The new European Commission President Ursula von der Leyen has promised a Green Deal for Europe. For it to be truly green, it will have to be fossil fuel free and this means cleaning up the European Investment Bank. The development bank this summer proposed phasing out support for oil and gas projects. Colin Roche from Friends of the Earth Europe urges the EIB board to back the plan when it meets in September
Even before new European Commission President Ursula von der Leyen stood before the European Parliament in July 2019 to seek approval from Members of the European Parliament (MEPs) for her mandate, it was clear climate change would have to be high on her programme. Not only had unprecedented protests and youth strikes put the climate emergency on the agenda, but a green wave had swept a record number of green MEPs into office and forced others to up their climate demands. Her response was to promise a Green Deal For Europe.

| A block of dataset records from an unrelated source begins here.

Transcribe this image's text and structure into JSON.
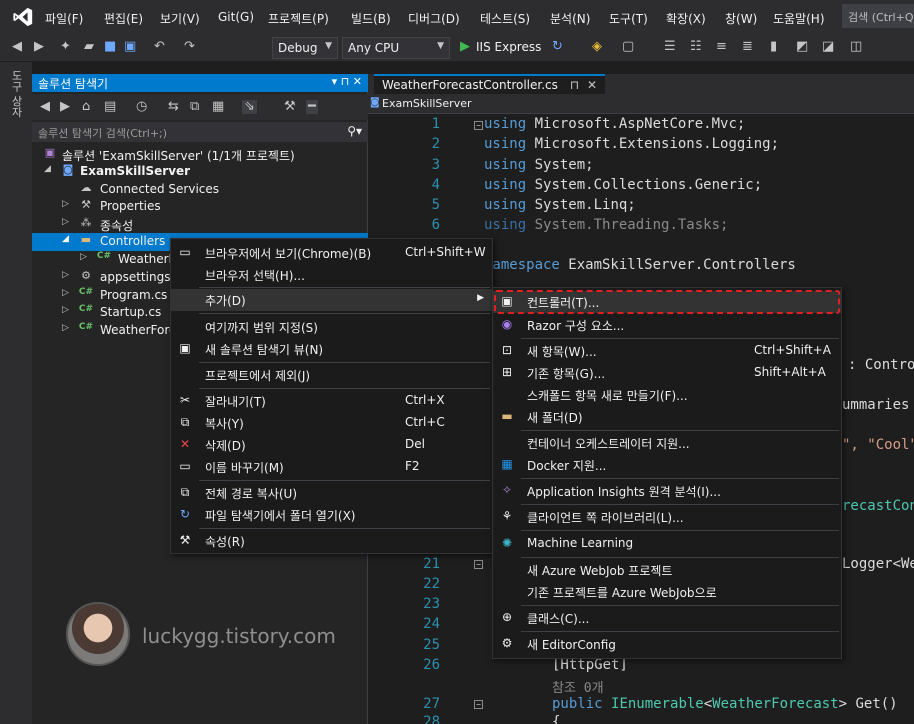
{
  "menubar": {
    "items": [
      "파일(F)",
      "편집(E)",
      "보기(V)",
      "Git(G)",
      "프로젝트(P)",
      "빌드(B)",
      "디버그(D)",
      "테스트(S)",
      "분석(N)",
      "도구(T)",
      "확장(X)",
      "창(W)",
      "도움말(H)"
    ],
    "search": "검색 (Ctrl+Q)"
  },
  "toolbar": {
    "config": "Debug",
    "platform": "Any CPU",
    "run_label": "IIS Express"
  },
  "side_strip": {
    "tab_label": "도구 상자"
  },
  "solution_explorer": {
    "title": "솔루션 탐색기",
    "search_placeholder": "솔루션 탐색기 검색(Ctrl+;)",
    "tree": [
      {
        "label": "솔루션 'ExamSkillServer' (1/1개 프로젝트)",
        "icon": "solution-icon"
      },
      {
        "label": "ExamSkillServer",
        "icon": "project-icon"
      },
      {
        "label": "Connected Services",
        "icon": "cloud-icon"
      },
      {
        "label": "Properties",
        "icon": "wrench-icon"
      },
      {
        "label": "종속성",
        "icon": "dependency-icon"
      },
      {
        "label": "Controllers",
        "icon": "folder-icon"
      },
      {
        "label": "WeatherForecastController.cs",
        "icon": "csharp-file-icon"
      },
      {
        "label": "appsettings.json",
        "icon": "json-file-icon"
      },
      {
        "label": "Program.cs",
        "icon": "csharp-file-icon"
      },
      {
        "label": "Startup.cs",
        "icon": "csharp-file-icon"
      },
      {
        "label": "WeatherForecast.cs",
        "icon": "csharp-file-icon"
      }
    ]
  },
  "editor": {
    "tab": "WeatherForecastController.cs",
    "nav": "ExamSkillServer",
    "lines": [
      {
        "n": "1",
        "text": "using Microsoft.AspNetCore.Mvc;"
      },
      {
        "n": "2",
        "text": "using Microsoft.Extensions.Logging;"
      },
      {
        "n": "3",
        "text": "using System;"
      },
      {
        "n": "4",
        "text": "using System.Collections.Generic;"
      },
      {
        "n": "5",
        "text": "using System.Linq;"
      },
      {
        "n": "6",
        "text": "using System.Threading.Tasks;"
      },
      {
        "n": "",
        "text": "namespace ExamSkillServer.Controllers"
      },
      {
        "n": "",
        "text": ": Contro"
      },
      {
        "n": "",
        "text": "ummaries"
      },
      {
        "n": "",
        "text": "\", \"Cool\""
      },
      {
        "n": "",
        "text": "recastCon"
      },
      {
        "n": "21",
        "text": "Logger<We"
      },
      {
        "n": "22",
        "text": ""
      },
      {
        "n": "23",
        "text": ""
      },
      {
        "n": "24",
        "text": ""
      },
      {
        "n": "25",
        "text": ""
      },
      {
        "n": "26",
        "text": "[HttpGet]"
      },
      {
        "n": "",
        "text": "참조 0개"
      },
      {
        "n": "27",
        "text": "public IEnumerable<WeatherForecast> Get()"
      },
      {
        "n": "28",
        "text": "{"
      }
    ]
  },
  "context_menu": {
    "items": [
      {
        "label": "브라우저에서 보기(Chrome)(B)",
        "shortcut": "Ctrl+Shift+W",
        "icon": "browser-icon"
      },
      {
        "label": "브라우저 선택(H)...",
        "shortcut": "",
        "icon": ""
      },
      {
        "label": "추가(D)",
        "shortcut": "",
        "icon": ""
      },
      {
        "label": "여기까지 범위 지정(S)",
        "shortcut": "",
        "icon": ""
      },
      {
        "label": "새 솔루션 탐색기 뷰(N)",
        "shortcut": "",
        "icon": "new-view-icon"
      },
      {
        "label": "프로젝트에서 제외(J)",
        "shortcut": "",
        "icon": ""
      },
      {
        "label": "잘라내기(T)",
        "shortcut": "Ctrl+X",
        "icon": "scissors-icon"
      },
      {
        "label": "복사(Y)",
        "shortcut": "Ctrl+C",
        "icon": "copy-icon"
      },
      {
        "label": "삭제(D)",
        "shortcut": "Del",
        "icon": "delete-icon"
      },
      {
        "label": "이름 바꾸기(M)",
        "shortcut": "F2",
        "icon": "rename-icon"
      },
      {
        "label": "전체 경로 복사(U)",
        "shortcut": "",
        "icon": "copy-path-icon"
      },
      {
        "label": "파일 탐색기에서 폴더 열기(X)",
        "shortcut": "",
        "icon": "refresh-icon"
      },
      {
        "label": "속성(R)",
        "shortcut": "",
        "icon": "wrench-icon"
      }
    ]
  },
  "submenu": {
    "items": [
      {
        "label": "컨트롤러(T)...",
        "shortcut": "",
        "icon": "controller-icon"
      },
      {
        "label": "Razor 구성 요소...",
        "shortcut": "",
        "icon": "razor-icon"
      },
      {
        "label": "새 항목(W)...",
        "shortcut": "Ctrl+Shift+A",
        "icon": "new-item-icon"
      },
      {
        "label": "기존 항목(G)...",
        "shortcut": "Shift+Alt+A",
        "icon": "existing-item-icon"
      },
      {
        "label": "스캐폴드 항목 새로 만들기(F)...",
        "shortcut": "",
        "icon": ""
      },
      {
        "label": "새 폴더(D)",
        "shortcut": "",
        "icon": "new-folder-icon"
      },
      {
        "label": "컨테이너 오케스트레이터 지원...",
        "shortcut": "",
        "icon": ""
      },
      {
        "label": "Docker 지원...",
        "shortcut": "",
        "icon": "docker-icon"
      },
      {
        "label": "Application Insights 원격 분석(I)...",
        "shortcut": "",
        "icon": "insights-icon"
      },
      {
        "label": "클라이언트 쪽 라이브러리(L)...",
        "shortcut": "",
        "icon": "library-icon"
      },
      {
        "label": "Machine Learning",
        "shortcut": "",
        "icon": "ml-icon"
      },
      {
        "label": "새 Azure WebJob 프로젝트",
        "shortcut": "",
        "icon": ""
      },
      {
        "label": "기존 프로젝트를 Azure WebJob으로",
        "shortcut": "",
        "icon": ""
      },
      {
        "label": "클래스(C)...",
        "shortcut": "",
        "icon": "class-icon"
      },
      {
        "label": "새 EditorConfig",
        "shortcut": "",
        "icon": "editorconfig-icon"
      }
    ]
  },
  "watermark": {
    "text": "luckygg.tistory.com"
  }
}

A key element of this deal is the proposal to transform part of the European Investment Bank (EIB) into Europe’s Climate Bank. The idea was not hers alone. In 2018, figures such as former EU trade commissioner Pascal Lamy and former EU President Romano Prodi had already called for a European Bank for Climate and Biodiversity. French President Emmanuel Macron picked this up during the recent EU elections, while the Socialist and Democrat groups in the European Parliament also proposed to house a European Climate Bank within the EIB.
Having a European Climate Bank as part of the EIB, a bank-within-a-bank, begs one important question, however, what happens to the non-climate part? Will EU citizens be left with a dirty bank run in parallel with the climate bank?
The EIB does not have a promising track record when it comes to reducing reliance on fossil fuels. It decided in 2013 to effectively end support to coal projects, but it has since continued to spend billions financing fossil fuel projects such as gas pipelines.
Between 2013 and 2017, it spent €11.8 billion supporting gas projects. Just last year, and a little more than two years after the Paris climate agreement, the bank provided €2.4 billion in loans to the Southern Gas Corridor. This highly controversial pipeline transporting gas from Azerbaijan to Italy is projected to operate for 50 years, decades after the International Panel on Climate Change says the world needs to reach net-zero emissions. Meanwhile, the Bank has continued to fund coal-heavy utilities such as Poland’s Energa and PGE even while they continue to invest in new coal plants.
To continue to lend to projects that accelerate climate change while claiming the mantle of Climate Bank would be inconsistent, financially futile and would compromise the future of our planet. It would also fail to deliver on Article 2 of the Paris agreement which commits signatories to align all financial flows with the deal’s goals.
Fortunately the EIB has now recognised this. In a potentially ground-breaking move, the bank this summer proposed to: “Phase out support to energy projects reliant on fossil fuels: oil and gas production, infrastructure primarily dedicated to natural gas, power generation or heat based on fossil fuels’ and will ‘stop lending to fossil-fuel energy projects by the end of 2020.” This would apply to “all intermediated operations of the bank, including through commercial banks and investment funds”.
The EIB argues that many energy projects it supports will potentially be operating beyond 2030 and need to be aligned with the Paris agreement. Recognising the risks of fossil fuel lock-in, it proposes to focus on infrastructure needs over the long term to help meet the investment challenges associated with EU 2030 climate targets and beyond, most notably achieving net-zero carbon. It sees that demand for fossil fuel infrastructure will fall. The bank has decided that its resources are best spent meeting the net-zero challenge and is unwilling to risk the creation of unnecessary new fossil fuel infrastructure.
In short, the EIB has seen the writing on the climate wall and has improved on von der Leyen’s and Macron’s ideas by proposing that no part of the bank continues to hedge its bets on fossil fuels and that it instead concentrates on solutions to the climate crisis such as renewable energy and energy efficiency. It is up to EU member states through their nominees on the Bank’s Board of Directors to decide what happens next.
If the proposal is carried through, it will give greater credibility to the push for the EIB to be the EU’s climate bank, while boosting the credibility of von der Leyen’s Green Deal. It will also be an important signal to markets, governments and other banks to follow suit. Failure to back the policy would be a stinging rebuke to the burgeoning climate movement and a setback to the new Commission President’s first green efforts.
Following another summer of record temperatures the board now has to make up its mind, either back a fossil free future or continue to fund climate breakdown and see thermal and political temperatures soar.